Banks may be able to use a simplified methodology for these assets, but they will still need to be integrated into the bank’s core CECL process to satisfy internal controls and management and financial reporting.

Own the model and calculations. Executives will need to support their methodology elections and model calculations. This means they will need to explain the data and detailed calculations they used to develop their bank’s CECL estimate. It includes documenting why they decided that certain models or methodologies were the most appropriate for their institution and for specific portfolios, how they came to agree upon their key assumptions and what internal processes they use to validate and monitor their model’s performance.

Auditors and regulators expect the same level of scrutiny from executives whether the bank uses an internally developed model, engages with a vendor or purchases peer data. Executives may need specialized resources or additional internal governance and oversight to aid this process.

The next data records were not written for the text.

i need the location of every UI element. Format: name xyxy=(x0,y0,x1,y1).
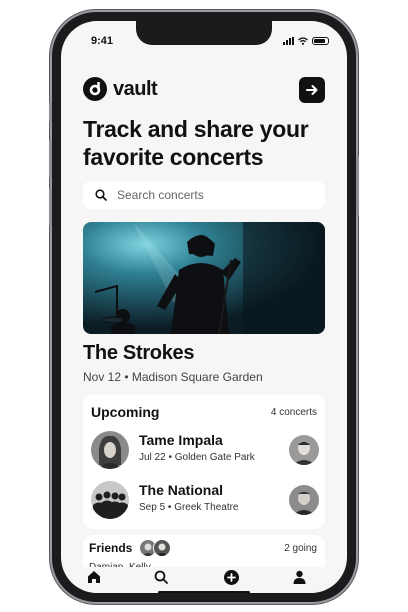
tab-search[interactable] xyxy=(151,567,171,587)
phone-frame: 9:41 vault Track and share your favorite… xyxy=(49,12,359,602)
status-icons xyxy=(283,37,329,45)
list-item-title: Tame Impala xyxy=(139,432,223,448)
search-bar[interactable] xyxy=(83,181,325,209)
friends-heading: Friends xyxy=(89,541,133,555)
search-icon xyxy=(154,570,168,584)
mute-switch xyxy=(49,102,52,122)
login-button[interactable] xyxy=(299,77,325,103)
friend-avatar xyxy=(153,539,171,557)
artist-avatar xyxy=(91,481,129,519)
list-item-title: The National xyxy=(139,482,224,498)
profile-icon xyxy=(293,570,305,584)
volume-up-button xyxy=(49,140,52,178)
friends-going-count: 2 going xyxy=(284,543,317,554)
app-name: vault xyxy=(113,77,158,100)
vault-logo-icon xyxy=(83,77,107,101)
list-item-subtitle: Jul 22 • Golden Gate Park xyxy=(139,452,255,463)
upcoming-card: Upcoming 4 concerts Tame Impala Jul 22 •… xyxy=(83,395,325,529)
list-item[interactable]: The National Sep 5 • Greek Theatre xyxy=(91,479,319,521)
upcoming-count: 4 concerts xyxy=(270,407,317,418)
power-button xyxy=(356,156,359,216)
upcoming-heading: Upcoming xyxy=(91,404,160,420)
tab-bar xyxy=(61,567,347,593)
list-item-subtitle: Sep 5 • Greek Theatre xyxy=(139,502,239,513)
add-icon xyxy=(223,569,239,585)
concert-photo xyxy=(83,222,325,334)
status-time: 9:41 xyxy=(91,35,114,47)
search-icon xyxy=(95,189,107,201)
volume-down-button xyxy=(49,188,52,226)
notch xyxy=(136,21,272,45)
featured-title: The Strokes xyxy=(83,342,195,364)
signal-icon xyxy=(283,37,294,45)
battery-icon xyxy=(312,37,329,45)
page-headline: Track and share your favorite concerts xyxy=(83,116,309,170)
wifi-icon xyxy=(298,37,308,45)
arrow-right-icon xyxy=(306,85,318,95)
friend-avatar xyxy=(289,435,319,465)
tab-profile[interactable] xyxy=(289,567,309,587)
featured-subtitle: Nov 12 • Madison Square Garden xyxy=(83,370,263,384)
friend-avatar xyxy=(289,485,319,515)
app-logo: vault xyxy=(83,77,158,101)
list-item[interactable]: Tame Impala Jul 22 • Golden Gate Park xyxy=(91,429,319,471)
tab-home[interactable] xyxy=(84,567,104,587)
search-input[interactable] xyxy=(115,187,309,203)
app-screen: 9:41 vault Track and share your favorite… xyxy=(61,21,347,593)
featured-concert-image[interactable] xyxy=(83,222,325,334)
artist-avatar xyxy=(91,431,129,469)
home-icon xyxy=(88,571,100,583)
home-indicator[interactable] xyxy=(158,591,250,593)
tab-add[interactable] xyxy=(221,567,241,587)
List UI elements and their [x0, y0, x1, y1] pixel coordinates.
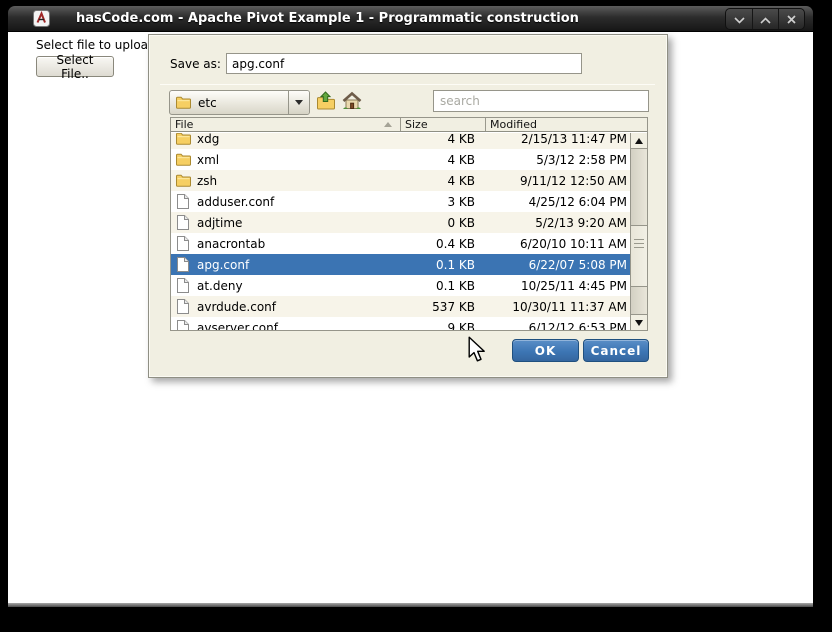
close-icon — [787, 9, 796, 28]
app-window: hasCode.com - Apache Pivot Example 1 - P… — [8, 6, 813, 607]
window-bottom-edge — [8, 603, 813, 607]
file-modified: 4/25/12 6:04 PM — [485, 195, 630, 209]
file-modified: 2/15/13 11:47 PM — [485, 133, 630, 146]
file-icon — [175, 257, 191, 272]
file-size: 0.1 KB — [400, 258, 485, 272]
table-row[interactable]: anacrontab 0.4 KB 6/20/10 10:11 AM — [171, 233, 630, 254]
window-title: hasCode.com - Apache Pivot Example 1 - P… — [76, 11, 579, 26]
search-input[interactable] — [433, 90, 649, 112]
app-icon — [33, 10, 50, 27]
file-size: 9 KB — [400, 321, 485, 331]
select-file-button[interactable]: Select File.. — [36, 56, 114, 77]
column-header-modified[interactable]: Modified — [485, 118, 647, 131]
file-name: xdg — [197, 133, 219, 146]
file-name: adjtime — [197, 216, 242, 230]
file-table-rows: xdg 4 KB 2/15/13 11:47 PM xml 4 KB 5/3/1… — [171, 133, 630, 330]
save-as-label: Save as: — [170, 57, 221, 71]
table-row[interactable]: avserver.conf 9 KB 6/12/12 6:53 PM — [171, 317, 630, 330]
table-row[interactable]: apg.conf 0.1 KB 6/22/07 5:08 PM — [171, 254, 630, 275]
maximize-button[interactable] — [752, 9, 778, 29]
chevron-down-icon — [295, 100, 303, 105]
file-name: zsh — [197, 174, 217, 188]
folder-icon — [175, 133, 191, 145]
folder-up-icon — [316, 91, 336, 114]
sort-ascending-icon — [384, 122, 392, 127]
file-table-body: xdg 4 KB 2/15/13 11:47 PM xml 4 KB 5/3/1… — [171, 133, 630, 330]
scroll-down-button[interactable] — [631, 314, 647, 330]
file-modified: 6/12/12 6:53 PM — [485, 321, 630, 331]
titlebar[interactable]: hasCode.com - Apache Pivot Example 1 - P… — [8, 6, 813, 32]
file-name: at.deny — [197, 279, 243, 293]
column-header-file[interactable]: File — [171, 118, 400, 131]
table-row[interactable]: xdg 4 KB 2/15/13 11:47 PM — [171, 133, 630, 149]
table-row[interactable]: zsh 4 KB 9/11/12 12:50 AM — [171, 170, 630, 191]
folder-icon — [176, 96, 191, 109]
file-icon — [175, 299, 191, 314]
file-size: 3 KB — [400, 195, 485, 209]
folder-icon — [175, 153, 191, 166]
table-row[interactable]: at.deny 0.1 KB 10/25/11 4:45 PM — [171, 275, 630, 296]
minimize-button[interactable] — [726, 9, 752, 29]
chevron-down-icon — [734, 9, 745, 28]
file-icon — [175, 278, 191, 293]
column-header-size[interactable]: Size — [400, 118, 485, 131]
file-name: xml — [197, 153, 219, 167]
file-browser-dialog: Save as: etc — [148, 34, 668, 378]
chevron-up-icon — [760, 9, 771, 28]
table-row[interactable]: adjtime 0 KB 5/2/13 9:20 AM — [171, 212, 630, 233]
dropdown-arrow-button[interactable] — [288, 91, 309, 114]
file-icon — [175, 236, 191, 251]
file-icon — [175, 194, 191, 209]
file-name: avserver.conf — [197, 321, 278, 331]
file-modified: 5/3/12 2:58 PM — [485, 153, 630, 167]
scrollbar-thumb[interactable] — [631, 225, 647, 287]
file-modified: 5/2/13 9:20 AM — [485, 216, 630, 230]
file-icon — [175, 215, 191, 230]
file-size: 0.1 KB — [400, 279, 485, 293]
filename-input[interactable] — [226, 53, 582, 74]
scroll-up-button[interactable] — [631, 133, 647, 149]
file-name: avrdude.conf — [197, 300, 276, 314]
folder-icon — [175, 174, 191, 187]
file-name: anacrontab — [197, 237, 265, 251]
close-button[interactable] — [778, 9, 804, 29]
home-button[interactable] — [341, 91, 363, 113]
vertical-scrollbar[interactable] — [630, 133, 647, 330]
file-modified: 10/30/11 11:37 AM — [485, 300, 630, 314]
scrollbar-grip-icon — [634, 239, 644, 248]
file-name: apg.conf — [197, 258, 249, 272]
file-size: 4 KB — [400, 174, 485, 188]
file-icon — [175, 320, 191, 330]
home-icon — [342, 91, 362, 114]
triangle-down-icon — [635, 320, 643, 326]
file-size: 4 KB — [400, 153, 485, 167]
folder-up-button[interactable] — [315, 91, 337, 113]
file-size: 0 KB — [400, 216, 485, 230]
folder-dropdown-value: etc — [198, 96, 288, 110]
file-modified: 6/22/07 5:08 PM — [485, 258, 630, 272]
window-controls — [725, 8, 805, 30]
file-modified: 6/20/10 10:11 AM — [485, 237, 630, 251]
file-table-header: File Size Modified — [171, 118, 647, 132]
upload-prompt: Select file to upload. — [36, 38, 159, 52]
file-table: File Size Modified — [170, 117, 648, 331]
file-modified: 9/11/12 12:50 AM — [485, 174, 630, 188]
table-row[interactable]: avrdude.conf 537 KB 10/30/11 11:37 AM — [171, 296, 630, 317]
folder-dropdown[interactable]: etc — [169, 90, 310, 115]
separator — [160, 84, 655, 85]
file-name: adduser.conf — [197, 195, 274, 209]
table-row[interactable]: adduser.conf 3 KB 4/25/12 6:04 PM — [171, 191, 630, 212]
ok-button[interactable]: OK — [512, 339, 579, 362]
file-size: 4 KB — [400, 133, 485, 146]
table-row[interactable]: xml 4 KB 5/3/12 2:58 PM — [171, 149, 630, 170]
triangle-up-icon — [635, 138, 643, 144]
window-content: Select file to upload. Select File.. Sav… — [8, 32, 813, 603]
file-size: 537 KB — [400, 300, 485, 314]
cancel-button[interactable]: Cancel — [583, 339, 649, 362]
file-size: 0.4 KB — [400, 237, 485, 251]
file-modified: 10/25/11 4:45 PM — [485, 279, 630, 293]
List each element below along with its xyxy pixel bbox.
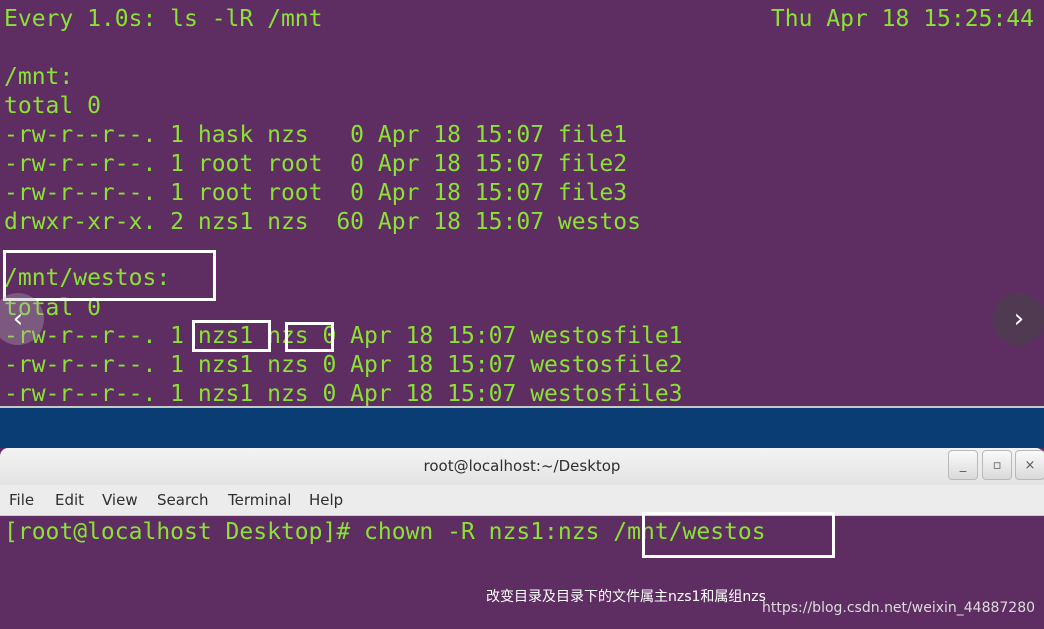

Know the qualitative adjustments. Qualitative adjustments may shift in the transition from an incurred loss approach to an expected lifetime one. Executives will need a deep understanding of the bank’s portfolios and how their concentration of risk has changed over time. They will also need to have an in-depth knowledge of the models and calculations their bank uses to determine the CECL allowance, so they can understand which credit characteristics and macro-economic variables are contemplated in the models. This knowledge will inform the need for additional qualitative adjustments.

Anticipate stakeholder questions. CECL adoption will require most banks to take a one-time capital charge to adjust the allowance. Executives will need to explain this charge to internal and external stakeholders. Moving from a rate versus volume attribution to a more complex set of drivers of the allowance estimate, including the incorporation of forecasted conditions, will require the production of additional analytics to properly assess and report on the change. Executives will need ensure their bank has proper reporting framework and structure to produce analytics at the portfolio, segment and, ultimately, loan level.